Puede que la transición más compleja sea la que está teniendo lugar en Japón.
Medio siglo después de su derrota en la II Guerra Mundial, Japón, cobijado por
un tratado de seguridad bilateral con Estados Unidos, está concentrado con su
característica disciplina en la recuperación económica y la vuelta a la
respetabilidad política. Por primera vez en su historia milenaria, Japón
subordinó su política extranjera a otro país. Como su entorno internacional está
en rápida transición, Japón está ensanchando sistemáticamente, con tenacidad, y
sutileza, y de forma indirecta, el margen de acción disponible. Más allá de la
guerra contra el terrorismo, Japón está en proceso de adaptar su papel de
auxiliar de Estados Unidos y se prepara para entrar en el ruedo internacional
como primera figura, lo que supone un reto y también una oportunidad para
Washington. El desafío norcoreano ha acelerado este proceso. Dado que Japón ha
considerado históricamente a Corea como un aspecto esencial de la seguridad
japonesa, no aceptará armas nucleares en Corea del Norte sin medidas que las
contrarresten. Dependiendo de si las conversaciones de Pekín legitiman la
retención de alguna capacidad nuclear por parte de Corea del Norte, Japón
consideraría la posibilidad de una opción nuclear para sí y, como mínimo, se
dispondría a llevarla a la práctica con rapidez.

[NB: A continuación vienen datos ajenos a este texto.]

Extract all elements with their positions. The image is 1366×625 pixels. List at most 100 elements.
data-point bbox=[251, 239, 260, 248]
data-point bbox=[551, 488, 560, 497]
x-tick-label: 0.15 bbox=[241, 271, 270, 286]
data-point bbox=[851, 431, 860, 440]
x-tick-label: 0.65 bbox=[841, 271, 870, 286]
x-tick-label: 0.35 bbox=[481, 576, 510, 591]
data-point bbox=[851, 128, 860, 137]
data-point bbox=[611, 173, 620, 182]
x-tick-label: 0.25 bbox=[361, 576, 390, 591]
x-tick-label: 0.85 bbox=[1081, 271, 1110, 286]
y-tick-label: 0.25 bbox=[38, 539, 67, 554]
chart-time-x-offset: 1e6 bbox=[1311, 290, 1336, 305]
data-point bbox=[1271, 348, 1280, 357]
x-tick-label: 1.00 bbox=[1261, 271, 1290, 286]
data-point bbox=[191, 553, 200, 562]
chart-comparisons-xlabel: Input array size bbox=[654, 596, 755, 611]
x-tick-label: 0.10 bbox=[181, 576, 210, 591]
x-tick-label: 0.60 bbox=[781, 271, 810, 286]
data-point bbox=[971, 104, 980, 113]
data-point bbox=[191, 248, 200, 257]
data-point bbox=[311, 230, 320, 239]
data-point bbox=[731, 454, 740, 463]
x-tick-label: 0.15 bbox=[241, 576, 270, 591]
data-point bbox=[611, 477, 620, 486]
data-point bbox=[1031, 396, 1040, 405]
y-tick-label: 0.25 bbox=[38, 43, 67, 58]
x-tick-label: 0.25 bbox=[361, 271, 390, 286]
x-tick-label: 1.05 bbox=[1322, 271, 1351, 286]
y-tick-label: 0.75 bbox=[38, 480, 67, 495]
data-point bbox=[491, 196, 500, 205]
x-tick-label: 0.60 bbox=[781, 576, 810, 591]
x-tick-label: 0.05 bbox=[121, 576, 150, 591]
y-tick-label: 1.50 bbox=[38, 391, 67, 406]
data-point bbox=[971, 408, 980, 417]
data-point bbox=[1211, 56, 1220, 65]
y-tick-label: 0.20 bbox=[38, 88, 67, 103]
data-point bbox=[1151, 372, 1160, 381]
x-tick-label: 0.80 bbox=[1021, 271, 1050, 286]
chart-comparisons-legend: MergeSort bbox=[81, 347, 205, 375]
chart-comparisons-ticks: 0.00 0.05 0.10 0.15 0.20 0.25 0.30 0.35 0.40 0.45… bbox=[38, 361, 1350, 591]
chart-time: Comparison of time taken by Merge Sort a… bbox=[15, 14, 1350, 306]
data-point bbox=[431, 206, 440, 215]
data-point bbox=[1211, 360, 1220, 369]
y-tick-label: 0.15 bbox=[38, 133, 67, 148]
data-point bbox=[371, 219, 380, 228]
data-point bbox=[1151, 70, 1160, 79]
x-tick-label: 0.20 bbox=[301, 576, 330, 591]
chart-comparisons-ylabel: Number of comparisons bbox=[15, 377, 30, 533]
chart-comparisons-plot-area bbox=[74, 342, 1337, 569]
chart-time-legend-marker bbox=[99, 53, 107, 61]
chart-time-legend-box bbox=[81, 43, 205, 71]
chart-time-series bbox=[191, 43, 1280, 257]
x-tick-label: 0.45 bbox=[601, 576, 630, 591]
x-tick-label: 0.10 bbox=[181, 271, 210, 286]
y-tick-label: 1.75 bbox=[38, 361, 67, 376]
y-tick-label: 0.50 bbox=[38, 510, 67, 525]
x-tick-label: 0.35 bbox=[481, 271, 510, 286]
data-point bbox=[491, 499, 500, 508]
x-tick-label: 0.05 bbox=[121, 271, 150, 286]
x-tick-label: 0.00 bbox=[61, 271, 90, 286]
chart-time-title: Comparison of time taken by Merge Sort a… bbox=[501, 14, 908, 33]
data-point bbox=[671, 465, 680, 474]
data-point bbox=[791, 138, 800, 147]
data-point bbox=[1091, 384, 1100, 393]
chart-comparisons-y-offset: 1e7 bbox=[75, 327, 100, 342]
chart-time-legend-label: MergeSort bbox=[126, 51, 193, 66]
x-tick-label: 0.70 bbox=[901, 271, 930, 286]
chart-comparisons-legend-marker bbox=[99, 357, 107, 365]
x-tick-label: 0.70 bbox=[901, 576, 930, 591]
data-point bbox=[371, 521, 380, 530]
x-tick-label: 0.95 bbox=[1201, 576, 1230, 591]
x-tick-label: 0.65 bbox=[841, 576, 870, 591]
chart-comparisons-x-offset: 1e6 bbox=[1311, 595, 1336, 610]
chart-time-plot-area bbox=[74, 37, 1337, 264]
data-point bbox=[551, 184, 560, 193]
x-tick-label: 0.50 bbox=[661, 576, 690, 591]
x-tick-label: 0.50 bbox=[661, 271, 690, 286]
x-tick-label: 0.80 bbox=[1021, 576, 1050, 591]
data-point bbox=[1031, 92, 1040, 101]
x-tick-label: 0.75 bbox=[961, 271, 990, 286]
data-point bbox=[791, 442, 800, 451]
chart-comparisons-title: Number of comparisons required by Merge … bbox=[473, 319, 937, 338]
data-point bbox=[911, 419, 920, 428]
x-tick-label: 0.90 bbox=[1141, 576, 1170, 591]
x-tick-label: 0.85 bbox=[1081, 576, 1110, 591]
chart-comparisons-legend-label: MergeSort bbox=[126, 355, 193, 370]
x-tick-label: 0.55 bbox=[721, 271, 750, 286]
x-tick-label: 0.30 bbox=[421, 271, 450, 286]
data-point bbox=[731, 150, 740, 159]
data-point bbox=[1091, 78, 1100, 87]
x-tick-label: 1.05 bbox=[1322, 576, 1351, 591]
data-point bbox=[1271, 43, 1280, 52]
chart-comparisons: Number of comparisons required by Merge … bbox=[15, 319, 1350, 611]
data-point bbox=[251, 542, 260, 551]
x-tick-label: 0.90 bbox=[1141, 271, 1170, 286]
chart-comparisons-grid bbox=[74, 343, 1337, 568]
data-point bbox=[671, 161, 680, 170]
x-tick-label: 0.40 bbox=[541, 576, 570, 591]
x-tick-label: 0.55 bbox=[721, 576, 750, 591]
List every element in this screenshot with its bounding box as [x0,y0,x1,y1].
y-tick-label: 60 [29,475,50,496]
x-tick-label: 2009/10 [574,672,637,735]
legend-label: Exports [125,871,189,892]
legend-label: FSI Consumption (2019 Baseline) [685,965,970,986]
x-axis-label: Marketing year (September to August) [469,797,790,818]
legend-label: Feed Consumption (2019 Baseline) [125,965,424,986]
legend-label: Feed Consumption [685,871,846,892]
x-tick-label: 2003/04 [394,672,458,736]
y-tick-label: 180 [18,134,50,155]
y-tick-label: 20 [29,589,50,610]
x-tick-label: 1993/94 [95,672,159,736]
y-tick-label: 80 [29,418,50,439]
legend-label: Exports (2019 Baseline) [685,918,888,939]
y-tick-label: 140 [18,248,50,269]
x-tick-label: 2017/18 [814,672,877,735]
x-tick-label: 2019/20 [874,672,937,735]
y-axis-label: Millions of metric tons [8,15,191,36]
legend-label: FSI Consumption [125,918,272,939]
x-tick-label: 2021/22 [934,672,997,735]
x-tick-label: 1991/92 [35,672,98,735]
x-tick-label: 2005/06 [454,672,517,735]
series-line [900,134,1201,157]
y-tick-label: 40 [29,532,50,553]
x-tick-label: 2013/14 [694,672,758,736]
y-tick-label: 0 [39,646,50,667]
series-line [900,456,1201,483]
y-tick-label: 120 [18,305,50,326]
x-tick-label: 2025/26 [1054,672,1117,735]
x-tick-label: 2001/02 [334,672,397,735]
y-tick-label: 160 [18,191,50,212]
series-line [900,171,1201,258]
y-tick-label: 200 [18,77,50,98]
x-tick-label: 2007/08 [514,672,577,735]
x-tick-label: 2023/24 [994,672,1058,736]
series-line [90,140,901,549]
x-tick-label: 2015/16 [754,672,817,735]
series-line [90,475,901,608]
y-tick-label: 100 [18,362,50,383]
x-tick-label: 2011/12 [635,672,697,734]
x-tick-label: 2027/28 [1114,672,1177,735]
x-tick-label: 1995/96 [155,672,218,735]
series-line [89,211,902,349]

Estas tendencias se acelerarán con el crecimiento de China. A medida que pase el
tiempo, Japón contemplará por lo menos tres opciones: mantener una política
exterior basada en la alianza con EE.UU.; intentar desarrollar una entidad
política asiática análoga a la Unión Europea, quizá en algún tipo de asociación
con China; negarse a hacer una elección y adoptar alguna forma de no
alineamiento para potenciar al máximo sus intereses nacionales. Por el momento,
Japón se contenta con esperar acontecimientos mientras elabora un consenso para
la próxima década con la adusta insistencia en el interés nacional
característica de la sutil diplomacia japonesa.
La aparición de la India como gran potencia es uno de los acontecimientos
principales de la próxima década, cosa que resulta aún más cierta si tenemos en
cuenta que el área geográfica de mayor interés para la India -el mundo musulmán
y Asia Central- coincide con una de las mayores inquietudes de EE.UU., y los
intereses de ambos países corren paralelos allí en varios aspectos importantes.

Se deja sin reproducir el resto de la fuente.